Q: When it comes to fraud detection and enforcement, are there any areas of focus that have emerged more recently?
Fraud refunds and clawbacks are becoming more common in programmatic. Publishers are accustomed to reconciliation processes for their direct business, whether it’s “make goods” for under-delivery or other obligations. But the process for programmatic involves more parties in the supply chain. This makes fraud prevention doubly important: If we can prevent fraud from occurring, fewer manual operations are required to deal with it after the fact.
Q: What questions should publishers and advertisers be asking their tech partners about fraud prevention?
Publishers should carefully evaluate any partners they use to generate traffic, and the partners they include in their ads.txt files.
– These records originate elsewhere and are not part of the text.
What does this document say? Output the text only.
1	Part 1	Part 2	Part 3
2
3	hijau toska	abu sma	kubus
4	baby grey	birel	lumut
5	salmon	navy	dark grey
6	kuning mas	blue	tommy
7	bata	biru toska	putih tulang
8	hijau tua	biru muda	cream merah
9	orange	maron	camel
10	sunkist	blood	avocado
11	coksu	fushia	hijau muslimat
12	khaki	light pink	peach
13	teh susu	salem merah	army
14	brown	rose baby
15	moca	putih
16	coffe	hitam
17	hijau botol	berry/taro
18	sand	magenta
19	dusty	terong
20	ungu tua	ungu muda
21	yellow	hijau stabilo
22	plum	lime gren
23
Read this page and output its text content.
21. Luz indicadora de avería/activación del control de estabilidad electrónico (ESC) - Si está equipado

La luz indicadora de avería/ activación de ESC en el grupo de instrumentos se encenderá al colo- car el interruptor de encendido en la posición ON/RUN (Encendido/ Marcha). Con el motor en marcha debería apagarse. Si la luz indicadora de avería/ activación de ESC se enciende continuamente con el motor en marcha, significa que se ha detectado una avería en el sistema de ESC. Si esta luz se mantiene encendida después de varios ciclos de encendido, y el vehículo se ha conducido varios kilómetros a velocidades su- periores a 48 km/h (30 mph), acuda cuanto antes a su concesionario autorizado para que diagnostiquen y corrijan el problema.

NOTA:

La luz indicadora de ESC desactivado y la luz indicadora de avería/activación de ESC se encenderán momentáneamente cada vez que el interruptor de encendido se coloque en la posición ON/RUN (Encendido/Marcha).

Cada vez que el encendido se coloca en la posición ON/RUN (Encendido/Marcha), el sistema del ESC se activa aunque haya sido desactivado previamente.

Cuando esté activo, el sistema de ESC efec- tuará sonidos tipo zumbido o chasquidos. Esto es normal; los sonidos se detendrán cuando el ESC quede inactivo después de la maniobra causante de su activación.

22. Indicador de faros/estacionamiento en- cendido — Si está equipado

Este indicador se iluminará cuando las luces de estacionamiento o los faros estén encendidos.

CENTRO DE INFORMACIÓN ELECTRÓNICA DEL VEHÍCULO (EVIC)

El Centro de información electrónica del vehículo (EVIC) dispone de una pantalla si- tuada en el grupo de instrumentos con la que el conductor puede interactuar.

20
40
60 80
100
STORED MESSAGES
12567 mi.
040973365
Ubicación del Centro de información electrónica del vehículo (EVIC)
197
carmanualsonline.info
Advertisers, meanwhile, should understand their supply chain to make sure that their partners (both direct and indirect) have the proper prevention and detection systems in place. Press them on important questions like who leads their anti-fraud team, what techniques they use, who their partners are, and if they can confirm that all of them use adequate anti-fraud techniques. Finally, buyers should make sure they do not have to pay for fraud if it’s detected after an ad has been served.
Q: In June, AppNexus announced it would adopt White Ops’ technology to power pre-bid fraud prevention across AppNexus’ marketplace. Why did you decide to partner with White Ops?
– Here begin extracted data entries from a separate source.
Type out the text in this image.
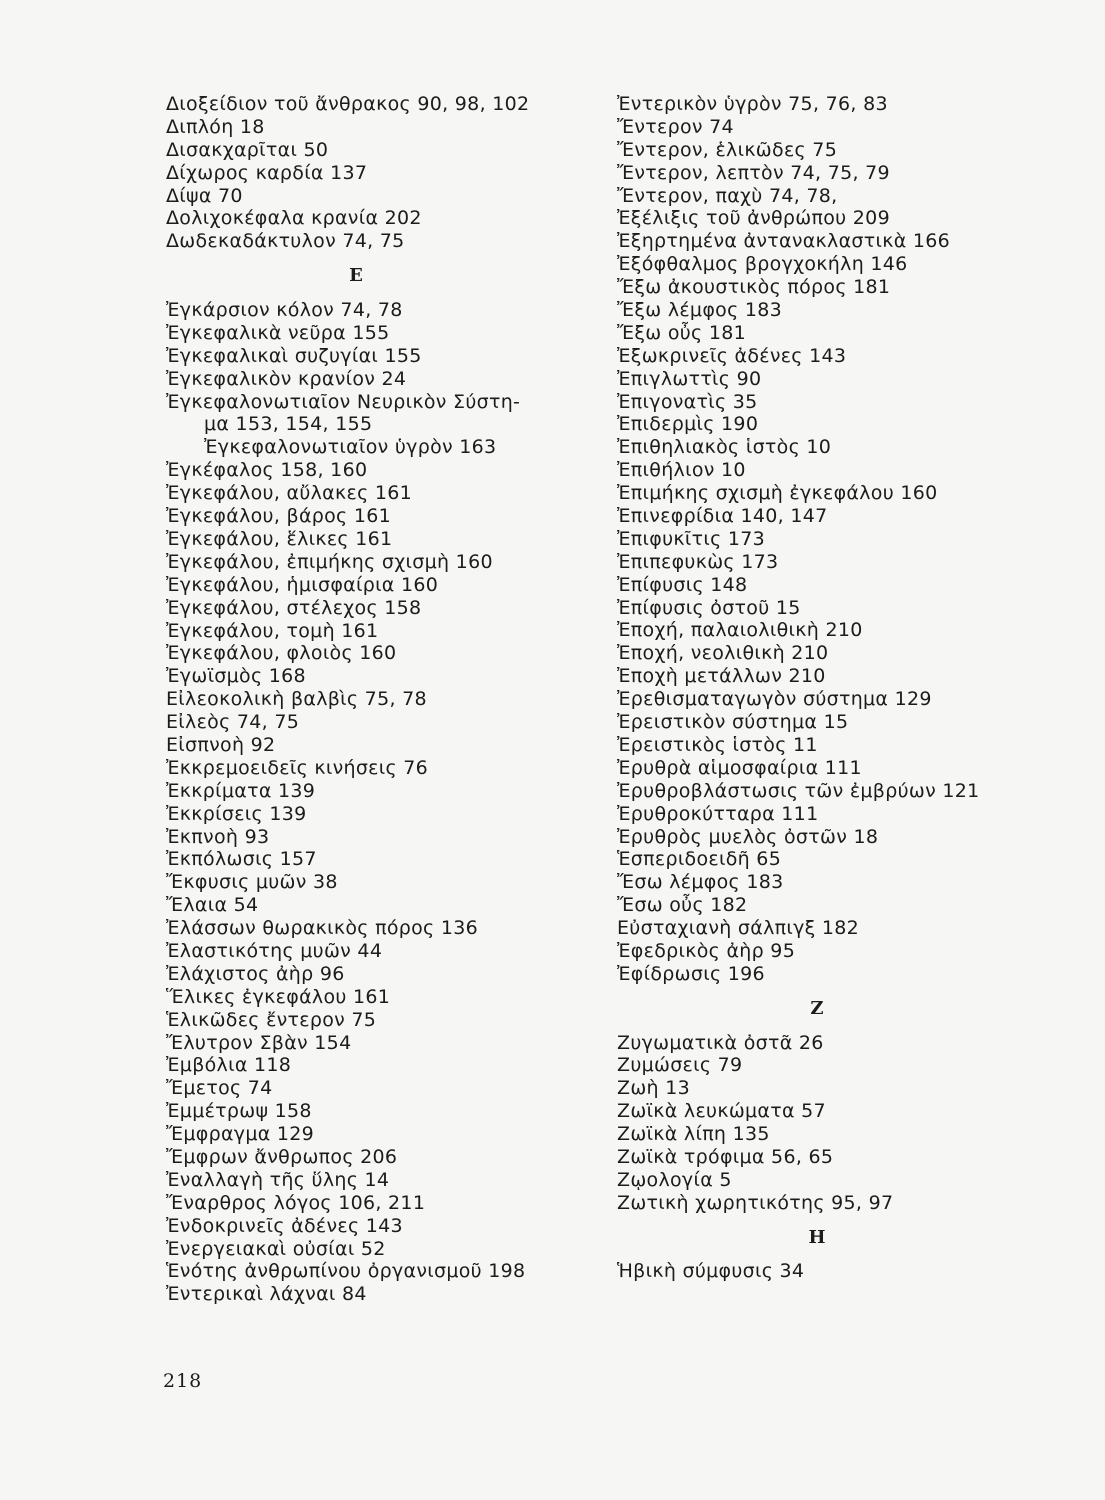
Διοξείδιον τοῦ ἄνθρακος 90, 98, 102
Διπλόη 18
Δισακχαρῖται 50
Δίχωρος καρδία 137
Δίψα 70
Δολιχοκέφαλα κρανία 202
Δωδεκαδάκτυλον 74, 75
Ε
Ἐγκάρσιον κόλον 74, 78
Ἐγκεφαλικὰ νεῦρα 155
Ἐγκεφαλικαὶ συζυγίαι 155
Ἐγκεφαλικὸν κρανίον 24
Ἐγκεφαλονωτιαῖον Νευρικὸν Σύστη-
μα 153, 154, 155
Ἐγκεφαλονωτιαῖον ὑγρὸν 163
Ἐγκέφαλος 158, 160
Ἐγκεφάλου, αὔλακες 161
Ἐγκεφάλου, βάρος 161
Ἐγκεφάλου, ἕλικες 161
Ἐγκεφάλου, ἐπιμήκης σχισμὴ 160
Ἐγκεφάλου, ἡμισφαίρια 160
Ἐγκεφάλου, στέλεχος 158
Ἐγκεφάλου, τομὴ 161
Ἐγκεφάλου, φλοιὸς 160
Ἐγωϊσμὸς 168
Εἰλεοκολικὴ βαλβὶς 75, 78
Εἰλεὸς 74, 75
Εἰσπνοὴ 92
Ἐκκρεμοειδεῖς κινήσεις 76
Ἐκκρίματα 139
Ἐκκρίσεις 139
Ἐκπνοὴ 93
Ἐκπόλωσις 157
Ἔκφυσις μυῶν 38
Ἔλαια 54
Ἐλάσσων θωρακικὸς πόρος 136
Ἐλαστικότης μυῶν 44
Ἐλάχιστος ἀὴρ 96
Ἕλικες ἐγκεφάλου 161
Ἑλικῶδες ἔντερον 75
Ἔλυτρον Σβὰν 154
Ἐμβόλια 118
Ἔμετος 74
Ἐμμέτρωψ 158
Ἔμφραγμα 129
Ἔμφρων ἄνθρωπος 206
Ἐναλλαγὴ τῆς ὕλης 14
Ἔναρθρος λόγος 106, 211
Ἐνδοκρινεῖς ἀδένες 143
Ἐνεργειακαὶ οὐσίαι 52
Ἑνότης ἀνθρωπίνου ὀργανισμοῦ 198
Ἐντερικαὶ λάχναι 84
Ἐντερικὸν ὑγρὸν 75, 76, 83
Ἔντερον 74
Ἔντερον, ἑλικῶδες 75
Ἔντερον, λεπτὸν 74, 75, 79
Ἔντερον, παχὺ 74, 78,
Ἐξέλιξις τοῦ ἀνθρώπου 209
Ἐξηρτημένα ἀντανακλαστικὰ 166
Ἐξόφθαλμος βρογχοκήλη 146
Ἔξω ἀκουστικὸς πόρος 181
Ἔξω λέμφος 183
Ἔξω οὖς 181
Ἐξωκρινεῖς ἀδένες 143
Ἐπιγλωττὶς 90
Ἐπιγονατὶς 35
Ἐπιδερμὶς 190
Ἐπιθηλιακὸς ἱστὸς 10
Ἐπιθήλιον 10
Ἐπιμήκης σχισμὴ ἐγκεφάλου 160
Ἐπινεφρίδια 140, 147
Ἐπιφυκῖτις 173
Ἐπιπεφυκὼς 173
Ἐπίφυσις 148
Ἐπίφυσις ὀστοῦ 15
Ἐποχή, παλαιολιθικὴ 210
Ἐποχή, νεολιθικὴ 210
Ἐποχὴ μετάλλων 210
Ἐρεθισματαγωγὸν σύστημα 129
Ἐρειστικὸν σύστημα 15
Ἐρειστικὸς ἱστὸς 11
Ἐρυθρὰ αἱμοσφαίρια 111
Ἐρυθροβλάστωσις τῶν ἐμβρύων 121
Ἐρυθροκύτταρα 111
Ἐρυθρὸς μυελὸς ὀστῶν 18
Ἑσπεριδοειδῆ 65
Ἔσω λέμφος 183
Ἔσω οὖς 182
Εὐσταχιανὴ σάλπιγξ 182
Ἐφεδρικὸς ἀὴρ 95
Ἐφίδρωσις 196
Ζ
Ζυγωματικὰ ὀστᾶ 26
Ζυμώσεις 79
Ζωὴ 13
Ζωϊκὰ λευκώματα 57
Ζωϊκὰ λίπη 135
Ζωϊκὰ τρόφιμα 56, 65
Ζῳολογία 5
Ζωτικὴ χωρητικότης 95, 97
Η
Ἡβικὴ σύμφυσις 34
218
We like White Ops because they are a cybersecurity company that provides solutions to the digital advertising ecosystem, rather than an ad tech company that built a fraud product. They’re focused on prevention and work with sellers to eliminate non-human traffic before it ever reaches the buyers.
Our company values are closely aligned — they want to eliminate fraud in digital advertising, and shut down the incentives for bad actors to pursue fraud. AppNexus has made major investments to eliminate fraud from our exchange. We hope others will follow suit to make ad fraud punitively expensive for criminals.
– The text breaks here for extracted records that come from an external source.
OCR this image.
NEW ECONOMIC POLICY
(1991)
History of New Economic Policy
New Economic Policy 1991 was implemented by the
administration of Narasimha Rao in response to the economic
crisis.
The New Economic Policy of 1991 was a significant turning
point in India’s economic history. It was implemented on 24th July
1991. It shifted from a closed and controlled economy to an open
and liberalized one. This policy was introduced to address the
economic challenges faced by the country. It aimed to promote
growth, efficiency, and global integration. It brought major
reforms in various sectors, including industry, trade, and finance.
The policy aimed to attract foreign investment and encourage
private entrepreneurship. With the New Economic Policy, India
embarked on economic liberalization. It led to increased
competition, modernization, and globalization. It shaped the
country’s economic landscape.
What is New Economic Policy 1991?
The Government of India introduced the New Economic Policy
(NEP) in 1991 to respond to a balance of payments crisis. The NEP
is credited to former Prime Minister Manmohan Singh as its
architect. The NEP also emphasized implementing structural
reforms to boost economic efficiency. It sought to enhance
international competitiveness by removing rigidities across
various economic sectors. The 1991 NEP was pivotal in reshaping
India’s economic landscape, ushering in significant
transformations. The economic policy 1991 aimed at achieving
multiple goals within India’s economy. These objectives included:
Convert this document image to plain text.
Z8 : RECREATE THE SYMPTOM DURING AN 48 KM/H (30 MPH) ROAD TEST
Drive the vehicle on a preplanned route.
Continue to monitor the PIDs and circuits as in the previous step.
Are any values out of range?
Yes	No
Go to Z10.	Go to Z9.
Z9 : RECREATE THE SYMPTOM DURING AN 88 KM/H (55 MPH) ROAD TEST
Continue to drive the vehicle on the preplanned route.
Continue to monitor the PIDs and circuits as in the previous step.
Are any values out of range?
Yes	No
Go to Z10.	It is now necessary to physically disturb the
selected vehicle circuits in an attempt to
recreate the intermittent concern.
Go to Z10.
Q: What kinds of skills do you look for in building an effective data science team?
We look for folks who are technically proficient with both theory (math, stats, machine learning) and tools (python/pandas, scikit-learn, Spark, etc.), and who have an interest in understanding the business and platform context of their work. Plus, they need to be strong communicators, with the ability to translate business ideas into technical ones, and vice versa. An anti-fraud data science team needs a deeply curious, tenacious, forensic detective-like mindset.